More than 420 million people are currently estimated to be living with diabetes globally, marking nearly a quadrupling in the past four decades.
And that number is expected to surge past half a billion by the end of this decade, WHO said Friday.
But despite an ample supply, high prices make it difficult for many diabetics to access the insulin they need to manage their condition.
“There are significant gaps in access to conditioning globally, particularly in lower income countries,” Kiu Siang Tay, of WHO’s Access to Medicines and Health Products division, told reporters.
In a fresh report, WHO decried a betrayal of the solidarity showed by the Canadian researchers who discovered insulin 100 years ago.
Frederick Banting and John Macleod sold the patent for insulin, which transformed a diagnosis of diabetes from a swift death sentence to a manageable disease, for just one Canadian dollar, insisting the discovery “belongs to the world”.

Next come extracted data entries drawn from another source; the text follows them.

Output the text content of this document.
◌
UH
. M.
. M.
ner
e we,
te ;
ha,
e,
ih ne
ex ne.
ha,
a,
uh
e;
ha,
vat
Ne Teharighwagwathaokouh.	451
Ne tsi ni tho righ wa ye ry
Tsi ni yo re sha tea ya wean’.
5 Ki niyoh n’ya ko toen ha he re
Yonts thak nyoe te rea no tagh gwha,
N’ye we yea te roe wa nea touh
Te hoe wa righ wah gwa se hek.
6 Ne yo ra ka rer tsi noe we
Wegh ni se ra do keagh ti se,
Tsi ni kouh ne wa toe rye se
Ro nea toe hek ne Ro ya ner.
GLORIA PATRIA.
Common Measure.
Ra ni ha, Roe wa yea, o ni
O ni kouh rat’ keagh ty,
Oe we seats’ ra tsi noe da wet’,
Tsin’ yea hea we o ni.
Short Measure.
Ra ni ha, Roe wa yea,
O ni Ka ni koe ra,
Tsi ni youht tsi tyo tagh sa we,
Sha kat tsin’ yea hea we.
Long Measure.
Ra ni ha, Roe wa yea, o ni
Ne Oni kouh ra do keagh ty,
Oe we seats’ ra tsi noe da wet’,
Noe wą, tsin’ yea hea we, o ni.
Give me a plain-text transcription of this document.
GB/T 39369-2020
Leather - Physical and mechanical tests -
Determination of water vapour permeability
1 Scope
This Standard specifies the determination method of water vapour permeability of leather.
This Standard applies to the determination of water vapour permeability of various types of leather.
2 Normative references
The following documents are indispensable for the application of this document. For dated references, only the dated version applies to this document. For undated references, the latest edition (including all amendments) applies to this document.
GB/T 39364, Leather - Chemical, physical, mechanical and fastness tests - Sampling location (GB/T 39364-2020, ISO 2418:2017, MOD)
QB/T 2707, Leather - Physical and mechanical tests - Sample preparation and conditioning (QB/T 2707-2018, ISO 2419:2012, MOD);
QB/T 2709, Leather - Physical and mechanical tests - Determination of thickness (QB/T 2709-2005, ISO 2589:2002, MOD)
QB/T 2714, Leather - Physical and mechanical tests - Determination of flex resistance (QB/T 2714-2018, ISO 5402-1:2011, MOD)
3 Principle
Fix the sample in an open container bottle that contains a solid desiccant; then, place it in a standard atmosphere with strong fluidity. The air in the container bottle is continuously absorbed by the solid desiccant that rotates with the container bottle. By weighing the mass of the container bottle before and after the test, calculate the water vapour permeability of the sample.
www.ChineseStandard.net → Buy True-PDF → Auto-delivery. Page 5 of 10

“Unfortunately, that gesture of solidarity has been overtaken by a multi-billion-dollar business that has created vast access gaps,” WHO chief Tedros Adhanom Ghebreyesus said in a statement.
Diabetes is divided into two types.
An estimated nine million people have type 1 diabetes, a chronic condition where the pancreas does not produce enough insulin—the hormone that regulates blood sugar levels.
Most people living with diabetes have type 2, which is associated with obesity and other lifestyle factors and emerges in adults and increasingly among children.
All type 1 diabetics need insulin to survive, and generally their access is ensured.
Some 63 million people with type 2 meanwhile also need the hormone, according to WHO estimates, but only about half of them can access it.
Diabetes is especially on the rise in lower-income countries, which now account for 80 percent of cases, but the insulin consumption in those countries is lagging due to a range of barriers, it said.
A major problem is that the global insulin market remains dominated by just three companies: Eli Lilly, Novo Nordisk and Sanofi, creating a “non-competitive market environment”.
The report also lamented that the global market had at the start of this century shifted away from human insulin, which can be produced quite cheaply, to much pricier synthetic insulins.
This, it said, had imposed “an untenable financial burden on lower-income countries”.
Tay pointed out that the price for the new insulin analogs could be multiple times higher, but clinical evidence showed that “human insulin usually works equally good … for most people living with diabetes.”
Another problem highlighted in the report was that research and development in the area focuses heavily on the needs in high-income countries, even though lower-income nations have the biggest burden.
“WHO is working with countries and manufacturers to close these gaps and expand access to this life-saving medicine for everyone who needs it,” Tedros said.
Earlier this year, the UN agency launched talks with insulin manufacturers and others about ways to meet the growing demand “at prices that countries can afford”.